24 November - The Southern Sudan Relief and Rehabilitation Commission had reported 18,213 state-organized returns to Unity State, with buses continuing to arrive, a top UNMIS official said today in Khartoum.

Speaking at a mission press conference, Georg Charpentier, UN Resident Humanitarian Coordinator in Sudan, said the UN and its partners, in collaboration with national and state authorities, had enhanced monitoring of internally displaced person (IDP) departures in the north as well as key transit hubs and return areas.

The first return convoys to Abyei, organized by the Abyei Area Administration, had departed from Blue Nile and Sennar states on 19 November and from Khartoum the next day, with an estimated total of about 2,000 returnees, the Resident Coordinator said.

At the transit hub of Kosti, White Nile State, he noted that some 5,307 spontaneous returns had been observed in November – roughly double the average for the same period in previous years.

"The humanitarian country team has so far been able to respond adequately to these returns, in support to government efforts, through implementation of the inter-agency contingency plan and thanks to pre-positioning of core supplies," Mr. Charpentier said.

The country team was providing targeted assistance in return areas, focusing on the usual packages of food and other necessities, he said. But it was also concentrating on livelihoods and services to encourage reintegration into communities, so that conditions of dependency or new IDP camps could be avoided.

"The ... country team has welcomed the commitment of authorities in the north and the south to a phased approach to returns, in line with absorptive capacity in return areas, and delinked from any political consideration tied to the referenda," the Resident Coordinator added.

[Southerners are set to vote on 9 January 2011 in a referendum on continued unity with the north or secession, and people in the Abyei Area on whether to join the north or south.]

Mr. Charpentier observed that statements made recently by senior government officials on the status of northerners in the south and southerners in the north after the referenda had been encouraging and should continue to be so.

The UN and its partners were working closely to ensure support for any uncertainty related to outstanding benchmarks of the country's peace accord, Mr.

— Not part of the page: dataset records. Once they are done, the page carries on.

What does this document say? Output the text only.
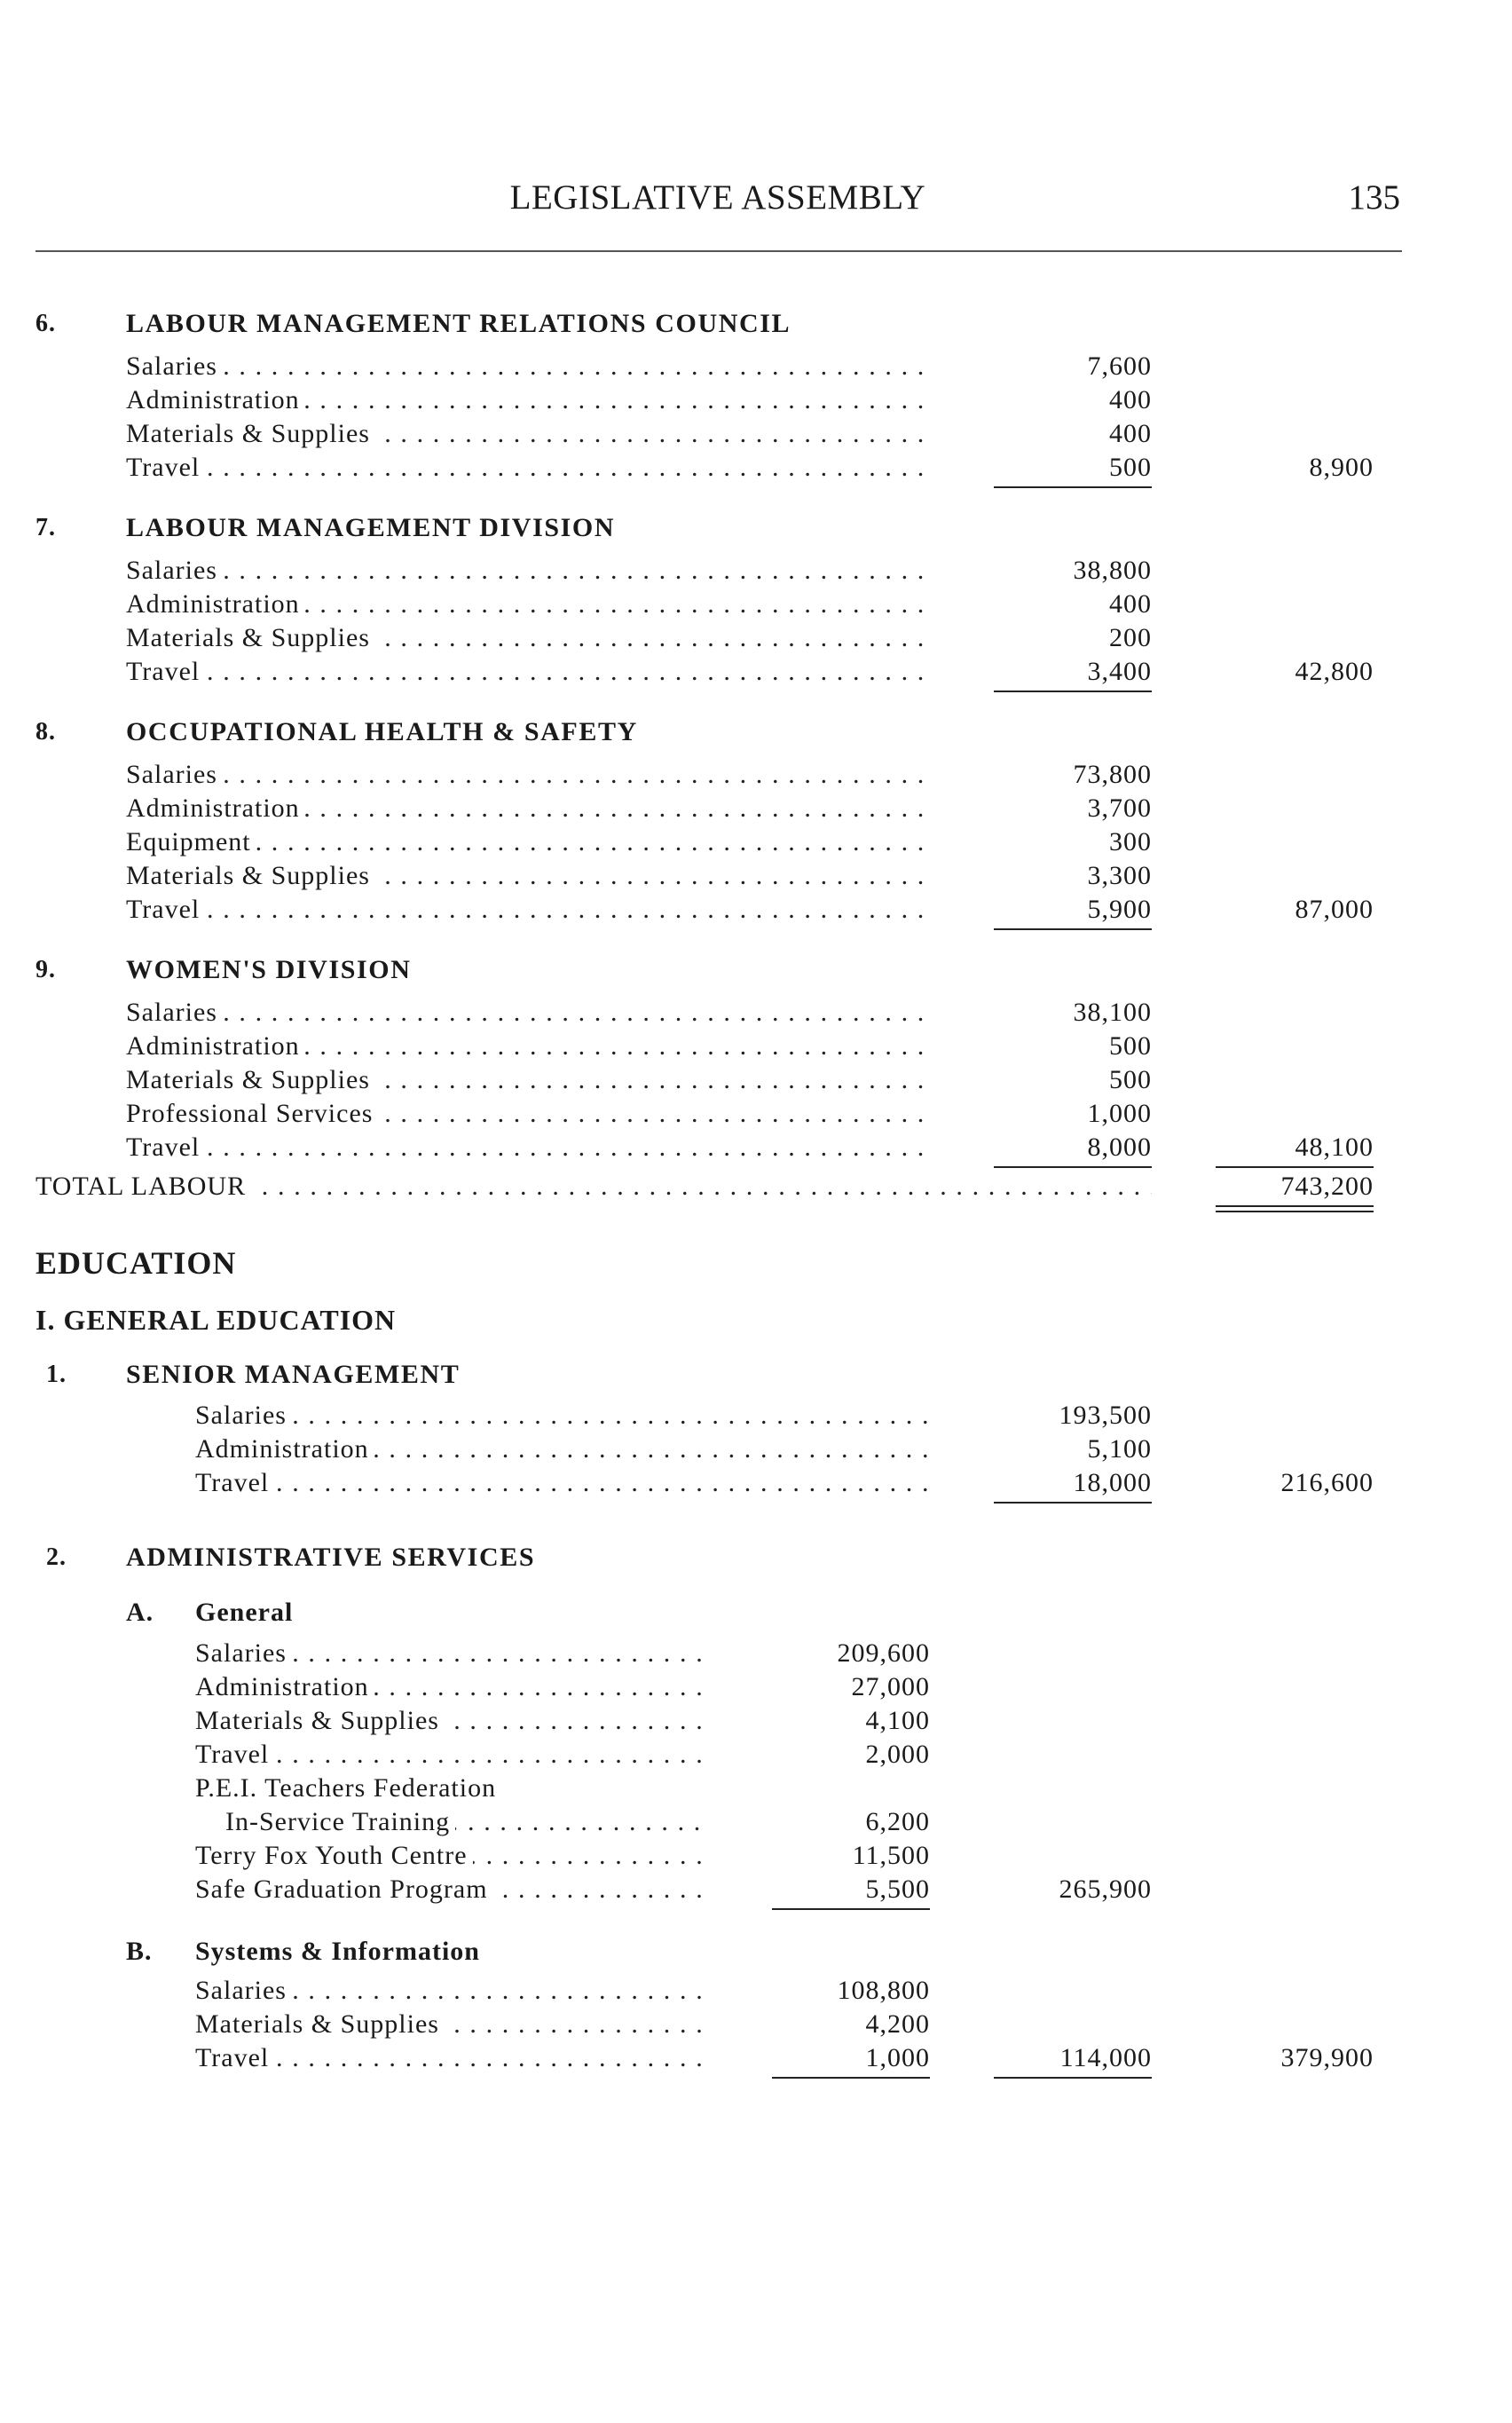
LEGISLATIVE ASSEMBLY	135
6.	LABOUR MANAGEMENT RELATIONS COUNCIL
Salaries . . .	7,600
Administration . . .	400
Materials & Supplies . . .	400
Travel . . .	500	8,900
7.	LABOUR MANAGEMENT DIVISION
Salaries . . .	38,800
Administration . . .	400
Materials & Supplies . . .	200
Travel . . .	3,400	42,800
8.	OCCUPATIONAL HEALTH & SAFETY
Salaries . . .	73,800
Administration . . .	3,700
Equipment . . .	300
Materials & Supplies . . .	3,300
Travel . . .	5,900	87,000
9.	WOMEN'S DIVISION
Salaries . . .	38,100
Administration . . .	500
Materials & Supplies . . .	500
Professional Services . . .	1,000
Travel . . .	8,000	48,100
TOTAL LABOUR . . .	743,200
EDUCATION
I. GENERAL EDUCATION
1. SENIOR MANAGEMENT
Salaries . . .	193,500
Administration . . .	5,100
Travel . . .	18,000	216,600
2. ADMINISTRATIVE SERVICES
A. General
Salaries . . .	209,600
Administration . . .	27,000
Materials & Supplies . . .	4,100
Travel . . .	2,000
P.E.I. Teachers Federation
In-Service Training . . .	6,200
Terry Fox Youth Centre . . .	11,500
Safe Graduation Program . . .	5,500	265,900
B. Systems & Information
Salaries . . .	108,800
Materials & Supplies . . .	4,200
Travel . . .	1,000	114,000	379,900
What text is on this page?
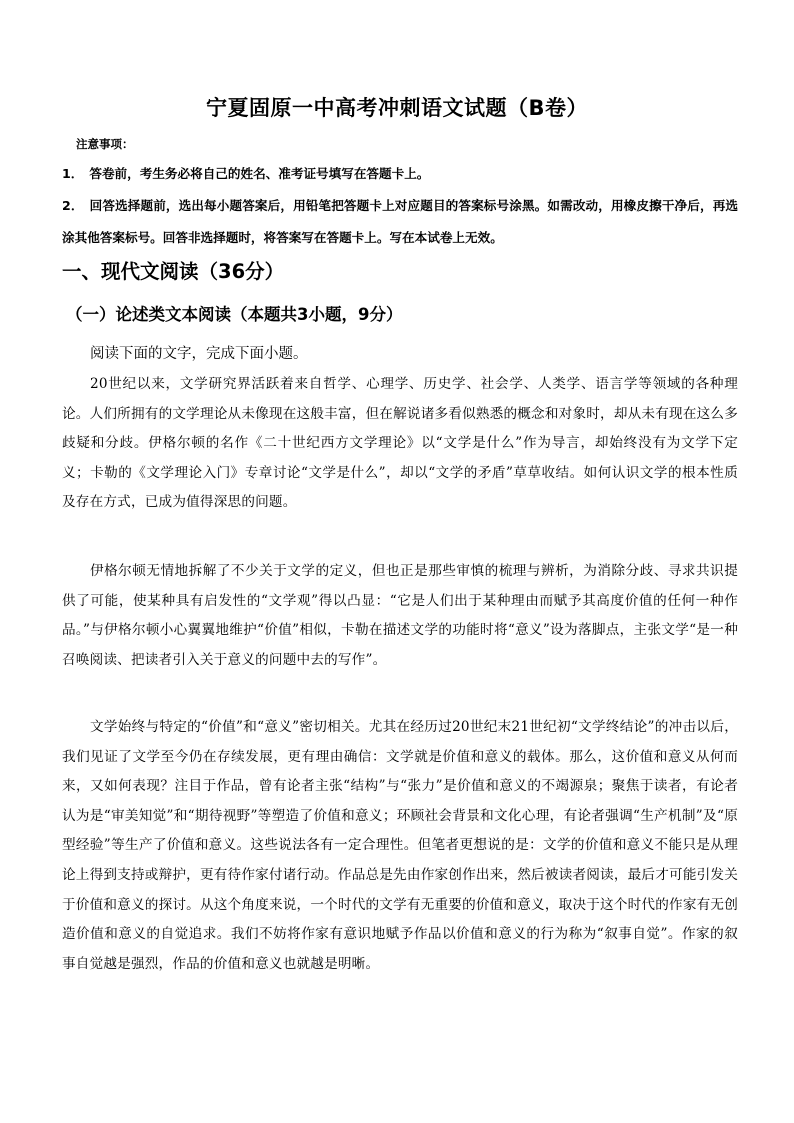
宁夏固原一中高考冲刺语文试题（B卷）
注意事项：
1． 答卷前，考生务必将自己的姓名、准考证号填写在答题卡上。
2． 回答选择题前，选出每小题答案后，用铅笔把答题卡上对应题目的答案标号涂黑。如需改动，用橡皮擦干净后，再选涂其他答案标号。回答非选择题时，将答案写在答题卡上。写在本试卷上无效。
一、现代文阅读（36分）
（一）论述类文本阅读（本题共3小题，9分）
阅读下面的文字，完成下面小题。
20世纪以来，文学研究界活跃着来自哲学、心理学、历史学、社会学、人类学、语言学等领域的各种理论。人们所拥有的文学理论从未像现在这般丰富，但在解说诸多看似熟悉的概念和对象时，却从未有现在这么多歧疑和分歧。伊格尔顿的名作《二十世纪西方文学理论》以“文学是什么”作为导言，却始终没有为文学下定义；卡勒的《文学理论入门》专章讨论“文学是什么”，却以“文学的矛盾”草草收结。如何认识文学的根本性质及存在方式，已成为值得深思的问题。
伊格尔顿无情地拆解了不少关于文学的定义，但也正是那些审慎的梳理与辨析，为消除分歧、寻求共识提供了可能，使某种具有启发性的“文学观”得以凸显：“它是人们出于某种理由而赋予其高度价值的任何一种作品。”与伊格尔顿小心翼翼地维护“价值”相似，卡勒在描述文学的功能时将“意义”设为落脚点，主张文学“是一种召唤阅读、把读者引入关于意义的问题中去的写作”。
文学始终与特定的“价值”和“意义”密切相关。尤其在经历过20世纪末21世纪初“文学终结论”的冲击以后，我们见证了文学至今仍在存续发展，更有理由确信：文学就是价值和意义的载体。那么，这价值和意义从何而来，又如何表现？注目于作品，曾有论者主张“结构”与“张力”是价值和意义的不竭源泉；聚焦于读者，有论者认为是“审美知觉”和“期待视野”等塑造了价值和意义；环顾社会背景和文化心理，有论者强调“生产机制”及“原型经验”等生产了价值和意义。这些说法各有一定合理性。但笔者更想说的是：文学的价值和意义不能只是从理论上得到支持或辩护，更有待作家付诸行动。作品总是先由作家创作出来，然后被读者阅读，最后才可能引发关于价值和意义的探讨。从这个角度来说，一个时代的文学有无重要的价值和意义，取决于这个时代的作家有无创造价值和意义的自觉追求。我们不妨将作家有意识地赋予作品以价值和意义的行为称为“叙事自觉”。作家的叙事自觉越是强烈，作品的价值和意义也就越是明晰。
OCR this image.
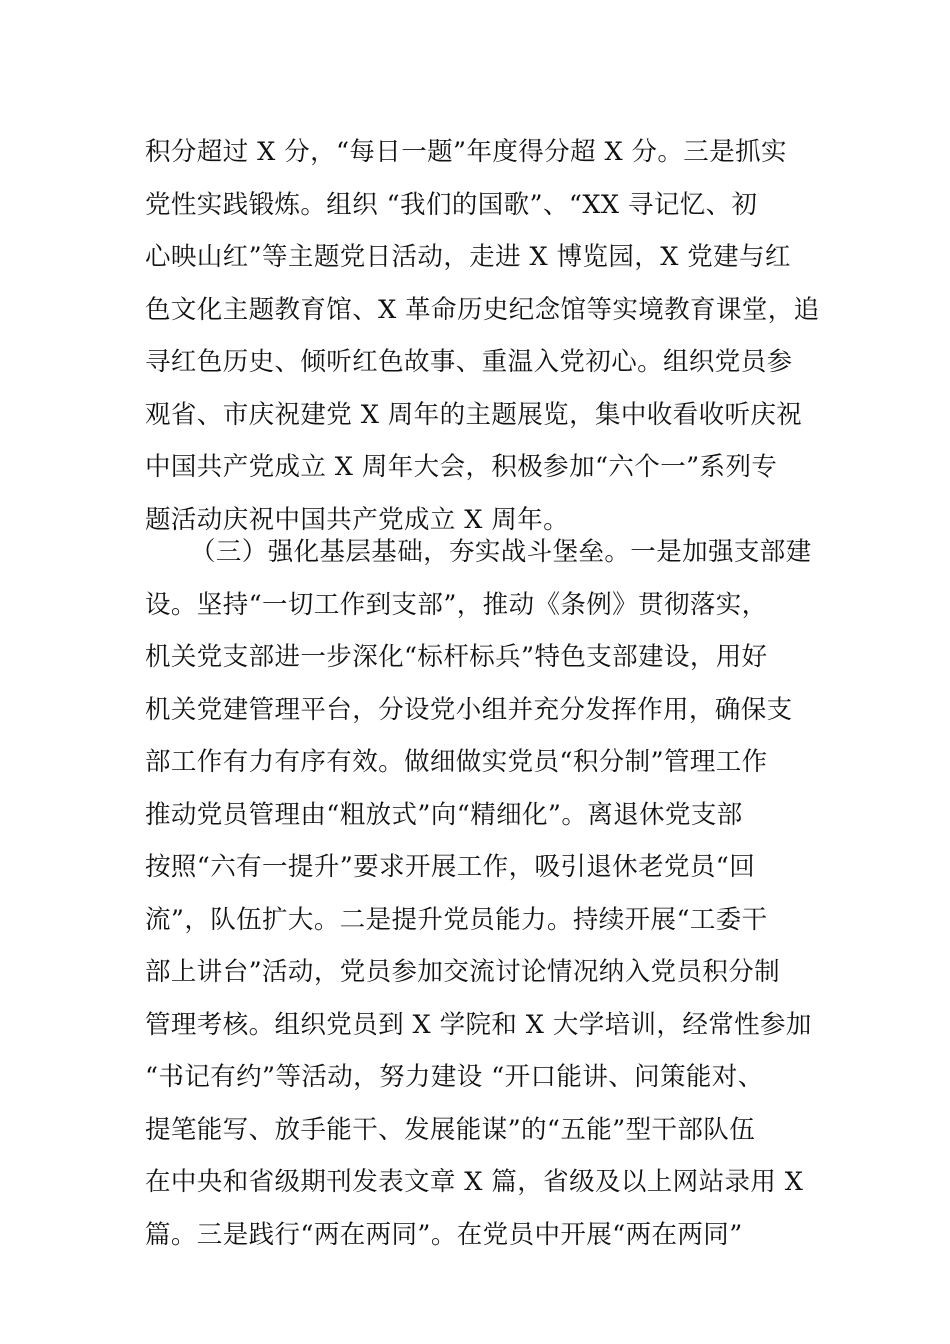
积分超过 X 分，“每日一题”年度得分超 X 分。三是抓实
党性实践锻炼。组织 “我们的国歌”、“XX 寻记忆、初
心映山红”等主题党日活动，走进 X 博览园，X 党建与红
色文化主题教育馆、X 革命历史纪念馆等实境教育课堂，追
寻红色历史、倾听红色故事、重温入党初心。组织党员参
观省、市庆祝建党 X 周年的主题展览，集中收看收听庆祝
中国共产党成立 X 周年大会，积极参加“六个一”系列专
题活动庆祝中国共产党成立 X 周年。
（三）强化基层基础，夯实战斗堡垒。一是加强支部建
设。坚持“一切工作到支部”，推动《条例》贯彻落实，
机关党支部进一步深化“标杆标兵”特色支部建设，用好
机关党建管理平台，分设党小组并充分发挥作用，确保支
部工作有力有序有效。做细做实党员“积分制”管理工作
推动党员管理由“粗放式”向“精细化”。离退休党支部
按照“六有一提升”要求开展工作，吸引退休老党员“回
流”，队伍扩大。二是提升党员能力。持续开展“工委干
部上讲台”活动，党员参加交流讨论情况纳入党员积分制
管理考核。组织党员到 X 学院和 X 大学培训，经常性参加
“书记有约”等活动，努力建设 “开口能讲、问策能对、
提笔能写、放手能干、发展能谋”的“五能”型干部队伍
在中央和省级期刊发表文章 X 篇，省级及以上网站录用 X
篇。三是践行“两在两同”。在党员中开展“两在两同”
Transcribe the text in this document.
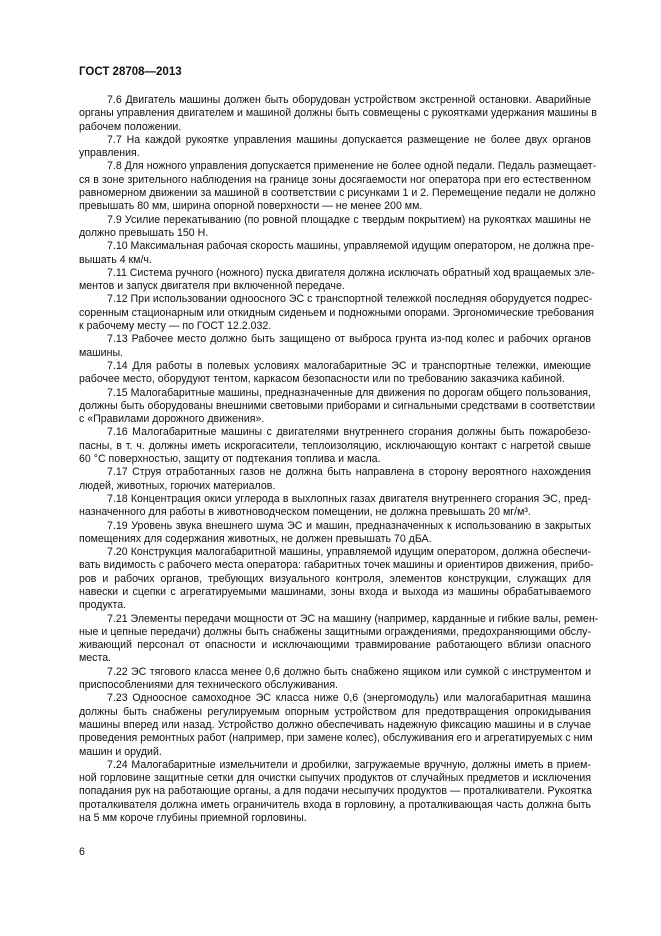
ГОСТ 28708—2013
7.6 Двигатель машины должен быть оборудован устройством экстренной остановки. Аварийные
органы управления двигателем и машиной должны быть совмещены с рукоятками удержания машины в
рабочем положении.
7.7 На каждой рукоятке управления машины допускается размещение не более двух органов
управления.
7.8 Для ножного управления допускается применение не более одной педали. Педаль размещает-
ся в зоне зрительного наблюдения на границе зоны досягаемости ног оператора при его естественном
равномерном движении за машиной в соответствии с рисунками 1 и 2. Перемещение педали не должно
превышать 80 мм, ширина опорной поверхности — не менее 200 мм.
7.9 Усилие перекатыванию (по ровной площадке с твердым покрытием) на рукоятках машины не
должно превышать 150 Н.
7.10 Максимальная рабочая скорость машины, управляемой идущим оператором, не должна пре-
вышать 4 км/ч.
7.11 Система ручного (ножного) пуска двигателя должна исключать обратный ход вращаемых эле-
ментов и запуск двигателя при включенной передаче.
7.12 При использовании одноосного ЭС с транспортной тележкой последняя оборудуется подрес-
соренным стационарным или откидным сиденьем и подножными опорами. Эргономические требования
к рабочему месту — по ГОСТ 12.2.032.
7.13 Рабочее место должно быть защищено от выброса грунта из-под колес и рабочих органов
машины.
7.14 Для работы в полевых условиях малогабаритные ЭС и транспортные тележки, имеющие
рабочее место, оборудуют тентом, каркасом безопасности или по требованию заказчика кабиной.
7.15 Малогабаритные машины, предназначенные для движения по дорогам общего пользования,
должны быть оборудованы внешними световыми приборами и сигнальными средствами в соответствии
с «Правилами дорожного движения».
7.16 Малогабаритные машины с двигателями внутреннего сгорания должны быть пожаробезо-
пасны, в т. ч. должны иметь искрогасители, теплоизоляцию, исключающую контакт с нагретой свыше
60 °С поверхностью, защиту от подтекания топлива и масла.
7.17 Струя отработанных газов не должна быть направлена в сторону вероятного нахождения
людей, животных, горючих материалов.
7.18 Концентрация окиси углерода в выхлопных газах двигателя внутреннего сгорания ЭС, пред-
назначенного для работы в животноводческом помещении, не должна превышать 20 мг/м³.
7.19 Уровень звука внешнего шума ЭС и машин, предназначенных к использованию в закрытых
помещениях для содержания животных, не должен превышать 70 дБА.
7.20 Конструкция малогабаритной машины, управляемой идущим оператором, должна обеспечи-
вать видимость с рабочего места оператора: габаритных точек машины и ориентиров движения, прибо-
ров и рабочих органов, требующих визуального контроля, элементов конструкции, служащих для
навески и сцепки с агрегатируемыми машинами, зоны входа и выхода из машины обрабатываемого
продукта.
7.21 Элементы передачи мощности от ЭС на машину (например, карданные и гибкие валы, ремен-
ные и цепные передачи) должны быть снабжены защитными ограждениями, предохраняющими обслу-
живающий персонал от опасности и исключающими травмирование работающего вблизи опасного
места.
7.22 ЭС тягового класса менее 0,6 должно быть снабжено ящиком или сумкой с инструментом и
приспособлениями для технического обслуживания.
7.23 Одноосное самоходное ЭС класса ниже 0,6 (энергомодуль) или малогабаритная машина
должны быть снабжены регулируемым опорным устройством для предотвращения опрокидывания
машины вперед или назад. Устройство должно обеспечивать надежную фиксацию машины и в случае
проведения ремонтных работ (например, при замене колес), обслуживания его и агрегатируемых с ним
машин и орудий.
7.24 Малогабаритные измельчители и дробилки, загружаемые вручную, должны иметь в прием-
ной горловине защитные сетки для очистки сыпучих продуктов от случайных предметов и исключения
попадания рук на работающие органы, а для подачи несыпучих продуктов — проталкиватели. Рукоятка
проталкивателя должна иметь ограничитель входа в горловину, а проталкивающая часть должна быть
на 5 мм короче глубины приемной горловины.
6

Charpentier said, including the upcoming referenda.

"Supplies in key life-saving sectors, including health, nutrition, water and food are being procured and pre-positioned in several places and in line with potential needs," he said, adding that the governments in both north and south had been called on to ensure unhindered humanitarian access to vulnerable people.

Donors had been called on to provide $63 million, which would be an advance on the 2011 Humanitarian Action Plan, said the Resident Coordinator. "Some donors have already responded in terms of pledges, but further action is necessary to turn these pledges into concrete funding."